The effects of ovarian hormones on stressor-induced hormonal responses, glucocorticoid receptor expression and translocation, and genes related to receptor signaling in adult female rats.

Estradiol potentiates hypothalamic-pituitary-adrenal activity and delays the return of glucocorticoid secretion to baseline after a stressor exposure in female rats; we investigated whether estradiol effects involve actions on glucocorticoid receptor (GR) translocation and expression of receptor co-chaperones. In Experiment 1 intact females and ovariectomized (OVX) females were treated for four days with vehicle (VEH), 17β-estradiol benzoate (EB), or EB and progesterone (EB + P). Samples were taken from rats in the home cage (baseline) or after 30 min of restraint stress in a plastic restrainer (post-restraint) (n = 10/group). OVX-VEH treatment reduced baseline and post-restraint plasma concentrations of corticosterone versus all other treatments.
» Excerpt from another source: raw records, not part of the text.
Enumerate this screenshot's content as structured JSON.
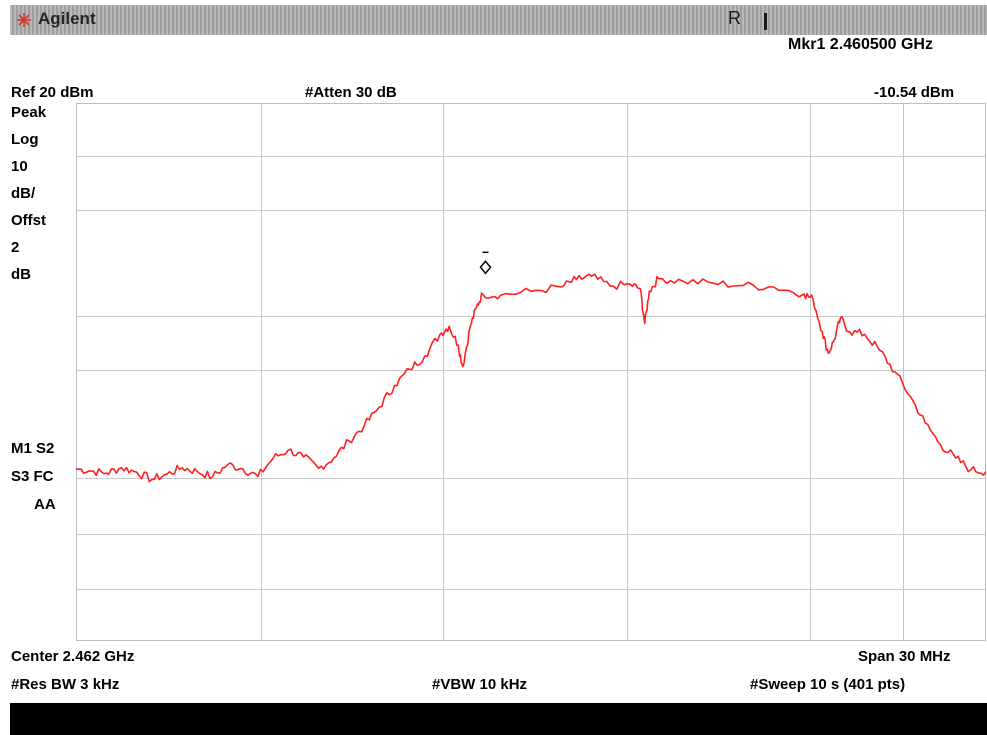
{
  "header": {
    "brand": "Agilent",
    "status": "R",
    "marker_line": "Mkr1  2.460500 GHz",
    "ref_level": "Ref 20 dBm",
    "attenuation": "#Atten 30 dB",
    "marker_amplitude": "-10.54 dBm"
  },
  "left_panel": {
    "detector": "Peak",
    "scale_type": "Log",
    "scale_value": "10",
    "scale_unit": "dB/",
    "offset_label": "Offst",
    "offset_value": "2",
    "offset_unit": "dB",
    "marker_status": "M1  S2",
    "sweep_status": "S3  FC",
    "aa_label": "AA"
  },
  "footer": {
    "center": "Center 2.462 GHz",
    "span": "Span 30 MHz",
    "rbw": "#Res BW 3 kHz",
    "vbw": "#VBW 10 kHz",
    "sweep": "#Sweep 10 s (401 pts)"
  },
  "colors": {
    "trace": "#ff2020",
    "grid": "#c8c8c8",
    "titlebar": "#a8a8a8",
    "marker": "#000000"
  },
  "chart_data": {
    "type": "line",
    "x_unit": "MHz",
    "xlim": [
      2447.0,
      2477.0
    ],
    "y_unit": "dBm",
    "ylim": [
      -80,
      20
    ],
    "grid": true,
    "series": [
      {
        "points": [
          [
            2447.0,
            -48.0
          ],
          [
            2447.5,
            -48.4
          ],
          [
            2448.0,
            -48.8
          ],
          [
            2448.5,
            -47.8
          ],
          [
            2449.0,
            -48.6
          ],
          [
            2449.5,
            -50.0
          ],
          [
            2450.0,
            -49.0
          ],
          [
            2450.5,
            -47.8
          ],
          [
            2451.0,
            -48.5
          ],
          [
            2451.5,
            -49.5
          ],
          [
            2452.0,
            -47.2
          ],
          [
            2452.5,
            -48.0
          ],
          [
            2453.0,
            -49.4
          ],
          [
            2453.5,
            -46.0
          ],
          [
            2454.0,
            -44.5
          ],
          [
            2454.5,
            -45.8
          ],
          [
            2455.0,
            -47.9
          ],
          [
            2455.5,
            -46.0
          ],
          [
            2456.0,
            -42.8
          ],
          [
            2456.5,
            -40.0
          ],
          [
            2457.0,
            -36.5
          ],
          [
            2457.5,
            -32.5
          ],
          [
            2458.0,
            -29.5
          ],
          [
            2458.5,
            -27.0
          ],
          [
            2459.0,
            -23.0
          ],
          [
            2459.3,
            -21.5
          ],
          [
            2459.6,
            -25.0
          ],
          [
            2459.75,
            -29.0
          ],
          [
            2460.0,
            -21.5
          ],
          [
            2460.2,
            -18.0
          ],
          [
            2460.4,
            -15.5
          ],
          [
            2461.0,
            -15.7
          ],
          [
            2462.0,
            -15.0
          ],
          [
            2463.0,
            -14.2
          ],
          [
            2463.5,
            -12.8
          ],
          [
            2464.0,
            -12.2
          ],
          [
            2464.6,
            -14.0
          ],
          [
            2465.3,
            -13.8
          ],
          [
            2465.6,
            -14.5
          ],
          [
            2465.75,
            -21.0
          ],
          [
            2465.9,
            -15.0
          ],
          [
            2466.2,
            -12.6
          ],
          [
            2467.0,
            -13.1
          ],
          [
            2468.0,
            -13.5
          ],
          [
            2469.0,
            -13.9
          ],
          [
            2470.0,
            -14.2
          ],
          [
            2471.0,
            -15.5
          ],
          [
            2471.3,
            -16.5
          ],
          [
            2471.6,
            -22.5
          ],
          [
            2471.8,
            -26.5
          ],
          [
            2472.0,
            -24.0
          ],
          [
            2472.2,
            -20.0
          ],
          [
            2472.5,
            -22.5
          ],
          [
            2473.0,
            -23.0
          ],
          [
            2473.5,
            -26.0
          ],
          [
            2474.0,
            -30.0
          ],
          [
            2474.5,
            -34.5
          ],
          [
            2475.0,
            -39.5
          ],
          [
            2475.5,
            -43.5
          ],
          [
            2476.0,
            -46.0
          ],
          [
            2476.5,
            -48.2
          ],
          [
            2477.0,
            -48.5
          ]
        ],
        "color": "#ff2020"
      }
    ],
    "marker": {
      "x": 2460.5,
      "y": -10.54,
      "shape": "diamond"
    }
  }
}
Western blots indicated that OVX-VEH treated rats had greater hippocampal cytosolic GR expression than other treatments. Stress increased hippocampal nuclear GR expression, but without treatment differences. In Experiment 2 OVX rats were treated daily with VEH, EB, or EB + P (n = 8/group). OVX-VEH rats showed a lower stimulation of corticosterone secretion by restraint stress than other treatments and OVX-EB + P treated rats had lower concentrations than the OVX-EB group, suggesting progesterone mitigated estradiol effects. Quantitative polymerase chain reaction experiments indicated that stress increased Fkbp5 mRNA in the ventral hippocampus, with no effect of stress or treatment on Nr3c1 (GR), Nr3c2 (MR), Fkbp4, Bag1, or Ncoa1 (SRC-1) expression. Thus, the hypothesis is that estradiol effects on negative feedback are mediated by altered expression of receptor co-chaperones or co-modulators in the hippocampus was not supported. Estradiol may blunt feedback by limiting the availability of cytosolic GR protein.